(写真提供/Knows)
(写真提供/Knows)

 さらに、指導者にとっても自分の指導が本当に選手のためになっているのか、「答え合わせ」ができるという。

「これまでも指導者の方は感覚的な分析はできていたんです。それにもとづいて、この選手は走れていないからダッシュさせようとか、練習を行っていた。そこでさらにKnowsを使うと、感覚としてとらえていたものが、どう数値として表れるのか、『答え合わせ』をするようにわかってくる。すると、自然にその数値を分析して、トレーニングの内容を見直すようになるんです」

 例えば、強度の高い練習を行っていたつもりが、選手に十分な負荷を与えていなかったことも数値で示される。

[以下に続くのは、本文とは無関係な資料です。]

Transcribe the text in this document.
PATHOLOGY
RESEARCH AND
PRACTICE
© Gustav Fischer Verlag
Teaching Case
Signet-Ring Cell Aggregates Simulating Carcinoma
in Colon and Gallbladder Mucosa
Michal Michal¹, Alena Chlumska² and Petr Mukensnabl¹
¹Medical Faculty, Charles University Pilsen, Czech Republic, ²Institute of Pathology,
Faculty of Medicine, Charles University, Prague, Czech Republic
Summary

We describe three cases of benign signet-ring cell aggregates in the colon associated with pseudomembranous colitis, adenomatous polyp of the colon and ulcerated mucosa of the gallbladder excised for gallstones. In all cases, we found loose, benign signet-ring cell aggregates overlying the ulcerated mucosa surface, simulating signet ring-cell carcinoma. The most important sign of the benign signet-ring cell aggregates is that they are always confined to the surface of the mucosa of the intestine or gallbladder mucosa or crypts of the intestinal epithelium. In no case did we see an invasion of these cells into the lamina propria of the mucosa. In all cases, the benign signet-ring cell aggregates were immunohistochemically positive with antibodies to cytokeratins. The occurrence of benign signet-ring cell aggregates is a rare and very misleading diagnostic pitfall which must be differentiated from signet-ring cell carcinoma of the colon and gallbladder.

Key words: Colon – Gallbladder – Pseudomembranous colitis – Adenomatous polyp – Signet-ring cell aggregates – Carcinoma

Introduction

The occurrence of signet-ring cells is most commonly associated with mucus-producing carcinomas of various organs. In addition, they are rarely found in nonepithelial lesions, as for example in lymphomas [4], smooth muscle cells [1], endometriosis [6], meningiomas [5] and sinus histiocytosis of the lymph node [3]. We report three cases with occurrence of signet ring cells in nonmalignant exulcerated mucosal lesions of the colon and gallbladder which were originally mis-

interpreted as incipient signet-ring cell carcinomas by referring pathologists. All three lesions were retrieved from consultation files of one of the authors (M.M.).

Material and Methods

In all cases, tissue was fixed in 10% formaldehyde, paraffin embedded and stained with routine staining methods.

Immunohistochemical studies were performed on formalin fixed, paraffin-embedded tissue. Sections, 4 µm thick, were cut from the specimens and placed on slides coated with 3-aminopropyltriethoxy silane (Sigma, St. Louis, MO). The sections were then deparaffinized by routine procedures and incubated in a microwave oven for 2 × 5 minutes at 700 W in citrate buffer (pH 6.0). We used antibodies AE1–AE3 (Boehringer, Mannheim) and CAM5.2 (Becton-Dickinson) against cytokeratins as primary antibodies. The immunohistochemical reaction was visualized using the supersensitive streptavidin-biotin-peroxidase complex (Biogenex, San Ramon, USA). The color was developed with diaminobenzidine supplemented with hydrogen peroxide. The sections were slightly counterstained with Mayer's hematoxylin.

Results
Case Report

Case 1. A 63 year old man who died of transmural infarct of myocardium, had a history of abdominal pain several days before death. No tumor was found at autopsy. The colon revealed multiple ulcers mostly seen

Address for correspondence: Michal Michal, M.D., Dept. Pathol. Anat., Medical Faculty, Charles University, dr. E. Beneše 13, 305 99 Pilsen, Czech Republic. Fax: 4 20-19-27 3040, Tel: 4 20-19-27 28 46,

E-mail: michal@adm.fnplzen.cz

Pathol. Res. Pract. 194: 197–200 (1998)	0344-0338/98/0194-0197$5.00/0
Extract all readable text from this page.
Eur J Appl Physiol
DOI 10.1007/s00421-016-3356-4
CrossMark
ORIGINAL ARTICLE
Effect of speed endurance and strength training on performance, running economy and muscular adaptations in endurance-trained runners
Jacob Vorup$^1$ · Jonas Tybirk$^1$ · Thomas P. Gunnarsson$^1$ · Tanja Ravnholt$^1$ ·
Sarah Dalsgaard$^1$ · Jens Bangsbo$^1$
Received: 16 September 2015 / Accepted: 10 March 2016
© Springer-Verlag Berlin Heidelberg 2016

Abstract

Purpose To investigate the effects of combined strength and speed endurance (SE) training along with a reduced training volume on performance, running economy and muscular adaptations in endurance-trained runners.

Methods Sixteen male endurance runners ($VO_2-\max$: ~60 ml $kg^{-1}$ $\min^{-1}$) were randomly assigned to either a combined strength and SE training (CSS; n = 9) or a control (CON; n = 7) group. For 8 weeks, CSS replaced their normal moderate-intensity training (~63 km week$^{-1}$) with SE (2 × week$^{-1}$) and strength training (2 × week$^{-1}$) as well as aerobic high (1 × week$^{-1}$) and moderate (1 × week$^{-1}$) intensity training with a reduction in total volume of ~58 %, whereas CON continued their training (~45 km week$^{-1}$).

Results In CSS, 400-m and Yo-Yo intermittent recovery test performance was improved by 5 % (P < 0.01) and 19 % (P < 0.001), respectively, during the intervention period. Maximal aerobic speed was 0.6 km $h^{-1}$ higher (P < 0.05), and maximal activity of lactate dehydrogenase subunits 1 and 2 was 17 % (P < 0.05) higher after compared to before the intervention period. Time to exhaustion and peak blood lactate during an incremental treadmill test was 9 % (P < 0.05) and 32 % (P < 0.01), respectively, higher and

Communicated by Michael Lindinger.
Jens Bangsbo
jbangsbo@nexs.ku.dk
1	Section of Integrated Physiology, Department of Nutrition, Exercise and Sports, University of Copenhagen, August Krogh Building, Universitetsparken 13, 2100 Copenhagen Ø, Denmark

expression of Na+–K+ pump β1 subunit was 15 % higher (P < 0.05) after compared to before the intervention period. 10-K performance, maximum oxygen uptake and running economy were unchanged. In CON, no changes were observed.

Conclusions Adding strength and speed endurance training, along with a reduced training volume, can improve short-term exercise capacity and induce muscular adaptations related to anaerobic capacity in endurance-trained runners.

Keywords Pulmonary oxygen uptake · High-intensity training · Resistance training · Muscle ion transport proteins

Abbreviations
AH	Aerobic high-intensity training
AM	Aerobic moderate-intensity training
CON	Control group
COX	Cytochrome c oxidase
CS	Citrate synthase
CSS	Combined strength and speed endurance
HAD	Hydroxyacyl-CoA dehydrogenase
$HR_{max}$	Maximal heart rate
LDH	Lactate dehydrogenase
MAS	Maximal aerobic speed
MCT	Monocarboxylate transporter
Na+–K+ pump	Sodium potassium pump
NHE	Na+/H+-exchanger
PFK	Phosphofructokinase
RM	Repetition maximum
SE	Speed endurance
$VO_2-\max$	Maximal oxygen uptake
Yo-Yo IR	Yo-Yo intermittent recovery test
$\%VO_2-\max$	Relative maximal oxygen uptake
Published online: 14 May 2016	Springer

「スプリントの練習をしていたつもりが、ぜんぜんスプリントが出ていなかったりすることも結構あります。では、走る距離を1メートル延ばしたらどう変わるだろうとか、数値を見ながらワンランク上の練習を目指すようになる」

 その結果は監督やコーチだけでなく、選手にもひと目でわかる。それによって「明確な基準や目標ができる」。練習へのモチベーションも上がる。

■Jリーグ選手がデータを公開

 伊藤さんは、サッカーの指導者からこんな例え話を聞いた。

「これまでのサッカーの場合、練習をして試合を行なっても個人の客観的な数値として結果が返ってこなかった。勉強のようにテストを受けても、その結果が返ってこなかった。ところが、Knowsを使うことによってテスト結果がわかるので、次に向けての予習、復習ができるようになった、と」

 ちなみに、「根性」とは何だろうか?

「本田が『選手から見て、面白いって思えるような項目が欲しい』と言ったんです。『根性』というのは心拍数が高い状態、つまり、きついときですね。そこで、どれだけスプリントができたか、チームのために走れたか、というのを加点式に出しています」

 KnowsはJリーグの川崎フロンターレやサガン鳥栖でも使われている。すばらしいのは「育成選手のためなら」と、得られたデータを公開していることだ。

 部活動でサッカーに励む選手たちがそれを見ることで「自分たちとどこに差があるのか、何が足りないのか」が明確にわかる。さらにその先の世界も見えてくる。

 テクノロジーの導入は着実に日本のサッカーのレベルアップにつながっている。次回W杯を目指す動きは、すでに始まっている。